Nous pouvons, pour illustration, poser la question de savoir si un agent de la fonction publique peut être mis à disposition de l’Ordre infirmier.
L’Ordre infirmier ne peut être assimilé à aucun des établissements, structures ou organisations évoqués plus haut. Nous pouvons cependant nous demander s’il ne peut être considéré comme « un organisme contribuant à la mise en œuvre d’une politique de l’État ». Le législateur n’a pas défini la nature juridique des ordres professionnels. Dans le silence de la loi, la jurisprudence est venue clarifier ce statut. Le Tribunal des conflits considère, ainsi, que les ordres professionnels « présentent le caractère d’organismes privés même si, à certains égards, ils sont investis d’une mission de service public » (TC, 13 février 1984, n° 02314). Il ne s’agit donc pas d’établissements publics (CE, 2 avril 1943, n° 72210), mais de structures de droit privé exerçant des prérogatives de puissance publique.
La circulaire n° 2167 du 5 août 2008 relative à la réforme de la mise à disposition des fonctionnaires de l’État précise que la mise à disposition est possible dans un organisme concourant effectivement à la définition ou à la mise en œuvre d’une politique publique, c’est-à-dire qu’il exerce une ou plusieurs missions de service public.
Dans une réponse écrite à l’Assemblée nationale (réponse ministérielle n° 75990, JOAN du 18 mai 2010 p.5601), la ministre de la Santé a souligné que « l’Ordre est chargé d’organiser la profession d’infirmier dans le cadre d’une mission de service public que l’État lui a déléguée ». L’Ordre infirmier est, en effet, le garant de la compétence, de la moralité et de la qualité de l’exercice professionnel des infirmiers. Il lui appartient d’établir et d’actualiser un tableau auquel ne peuvent être inscrits que les professionnels qui remplissent les conditions légales et de moralité requises pour exercer la profession. Cette inscription est obligatoire pour quiconque veut exercer la profession d’infirmier en France, hormis les infirmiers des Armées.
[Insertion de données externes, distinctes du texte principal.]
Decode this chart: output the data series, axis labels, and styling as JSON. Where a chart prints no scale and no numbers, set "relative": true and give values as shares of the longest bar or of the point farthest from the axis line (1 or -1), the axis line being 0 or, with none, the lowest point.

Les infirmiers qui ne respectent pas les principes de dévouement, de compétence ou de moralité comparaissent devant leurs pairs au sein des chambres disciplinaires. L’Ordre est, par ailleurs, l’interlocuteur, parfois le conseiller, des pouvoirs publics ; il donne notamment son avis sur les projets de règlements, de décrets ou de lois qui lui sont soumis par les autorités.
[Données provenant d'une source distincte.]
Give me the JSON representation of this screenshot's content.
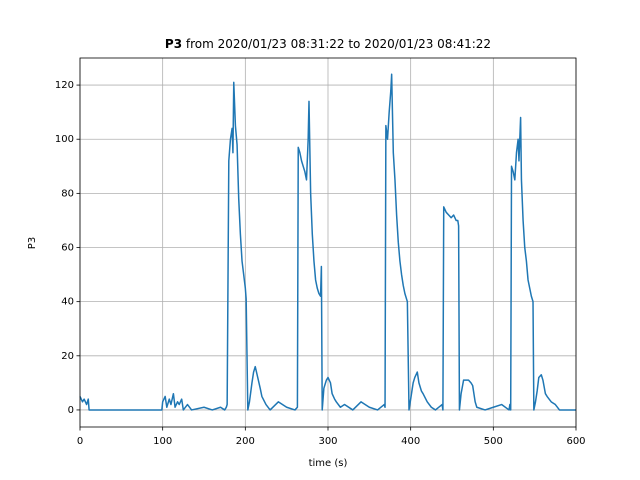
{
  "chart_data": {
    "type": "line",
    "title_bold": "P3",
    "title": "from 2020/01/23 08:31:22 to 2020/01/23 08:41:22",
    "x_label": "time (s)",
    "y_label": "P3",
    "x": [
      0,
      3,
      5,
      8,
      10,
      11,
      50,
      99,
      100,
      103,
      105,
      108,
      110,
      113,
      115,
      118,
      120,
      123,
      125,
      130,
      135,
      150,
      160,
      170,
      175,
      177,
      178,
      180,
      182,
      184,
      185,
      186,
      188,
      190,
      192,
      194,
      196,
      198,
      200,
      201,
      203,
      205,
      208,
      210,
      212,
      215,
      218,
      220,
      225,
      230,
      240,
      250,
      260,
      263,
      264,
      266,
      268,
      270,
      272,
      274,
      276,
      277,
      279,
      281,
      283,
      285,
      287,
      289,
      291,
      292,
      293,
      295,
      298,
      300,
      303,
      305,
      308,
      310,
      315,
      320,
      330,
      340,
      350,
      360,
      368,
      369,
      370,
      372,
      374,
      376,
      377,
      379,
      381,
      383,
      385,
      387,
      389,
      391,
      393,
      395,
      396,
      398,
      400,
      403,
      405,
      408,
      410,
      413,
      415,
      420,
      425,
      430,
      438,
      439,
      440,
      443,
      446,
      449,
      452,
      455,
      457,
      458,
      459,
      461,
      464,
      467,
      470,
      473,
      475,
      478,
      480,
      490,
      500,
      510,
      519,
      520,
      521,
      522,
      524,
      526,
      528,
      530,
      531,
      533,
      534,
      536,
      538,
      540,
      542,
      544,
      546,
      548,
      549,
      551,
      553,
      555,
      558,
      560,
      563,
      565,
      570,
      575,
      580,
      590,
      600
    ],
    "series": [
      {
        "name": "P3",
        "color": "#1f77b4",
        "values": [
          5,
          3,
          4,
          2,
          4,
          0,
          0,
          0,
          3,
          5,
          1,
          4,
          2,
          6,
          1,
          3,
          2,
          4,
          0,
          2,
          0,
          1,
          0,
          1,
          0,
          1,
          2,
          92,
          100,
          104,
          95,
          121,
          105,
          98,
          78,
          65,
          55,
          50,
          45,
          41,
          0,
          3,
          10,
          14,
          16,
          12,
          8,
          5,
          2,
          0,
          3,
          1,
          0,
          1,
          97,
          95,
          92,
          90,
          88,
          85,
          100,
          114,
          80,
          65,
          55,
          48,
          45,
          43,
          42,
          53,
          0,
          8,
          11,
          12,
          10,
          6,
          4,
          3,
          1,
          2,
          0,
          3,
          1,
          0,
          2,
          1,
          105,
          100,
          110,
          118,
          124,
          95,
          85,
          72,
          62,
          55,
          50,
          46,
          43,
          41,
          40,
          0,
          4,
          10,
          12,
          14,
          10,
          7,
          6,
          3,
          1,
          0,
          2,
          0,
          75,
          73,
          72,
          71,
          72,
          70,
          70,
          68,
          0,
          6,
          11,
          11,
          11,
          10,
          9,
          3,
          1,
          0,
          1,
          2,
          0,
          2,
          0,
          90,
          88,
          85,
          95,
          100,
          92,
          108,
          85,
          70,
          60,
          55,
          48,
          45,
          42,
          40,
          0,
          3,
          7,
          12,
          13,
          11,
          6,
          5,
          3,
          2,
          0,
          0,
          0
        ]
      }
    ],
    "xlim": [
      0,
      600
    ],
    "ylim": [
      -6.3,
      130
    ],
    "xticks": [
      0,
      100,
      200,
      300,
      400,
      500,
      600
    ],
    "yticks": [
      0,
      20,
      40,
      60,
      80,
      100,
      120
    ],
    "grid": true
  }
}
L’Ordre infirmier est donc, sans ambiguïté, un organisme contribuant à la mise en œuvre d’une politique d’État, assurant une mission de service public. Un agent de la fonction publique peut, ainsi, être mis à sa disposition.
Précisons que cette mise à disposition, d’une durée maximale de trois ans, renouvelable par périodes ne pouvant excéder cette durée, est assortie du remboursement par l’établissement d’accueil (l’Ordre, ici) des rémunérations, charges sociales, frais professionnels et avantages en nature des intéressés, et de la passation d’une convention avec leur employeur.
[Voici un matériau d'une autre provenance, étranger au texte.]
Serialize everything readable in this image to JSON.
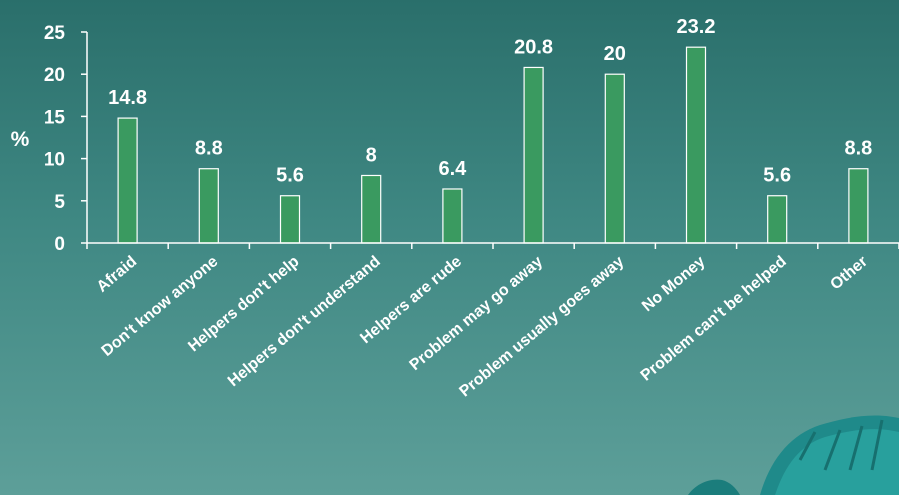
{
  "chart_data": {
    "type": "bar",
    "categories": [
      "Afraid",
      "Don't know anyone",
      "Helpers don't help",
      "Helpers don't understand",
      "Helpers are rude",
      "Problem may go away",
      "Problem usually goes away",
      "No Money",
      "Problem can't be helped",
      "Other"
    ],
    "values": [
      14.8,
      8.8,
      5.6,
      8,
      6.4,
      20.8,
      20,
      23.2,
      5.6,
      8.8
    ],
    "data_labels": [
      "14.8",
      "8.8",
      "5.6",
      "8",
      "6.4",
      "20.8",
      "20",
      "23.2",
      "5.6",
      "8.8"
    ],
    "title": "",
    "xlabel": "",
    "ylabel": "%",
    "ylim": [
      0,
      25
    ],
    "yticks": [
      0,
      5,
      10,
      15,
      20,
      25
    ],
    "grid": false,
    "legend": "none",
    "colors": {
      "bar_fill": "#3a9a60",
      "bar_stroke": "#ffffff",
      "axis": "#ffffff",
      "text": "#ffffff"
    }
  }
}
La mise à disposition peut prendre fin à la demande du fonctionnaire, de l’organisme d’accueil ou du ministère gestionnaire avant son terme, dans le respect des règles de préavis prévues dans la convention conclue. L’agent qui ne peut être affecté aux fonctions qu’il exerçait précédemment est affecté à l’un des emplois que son grade lui donne vocation à occuper.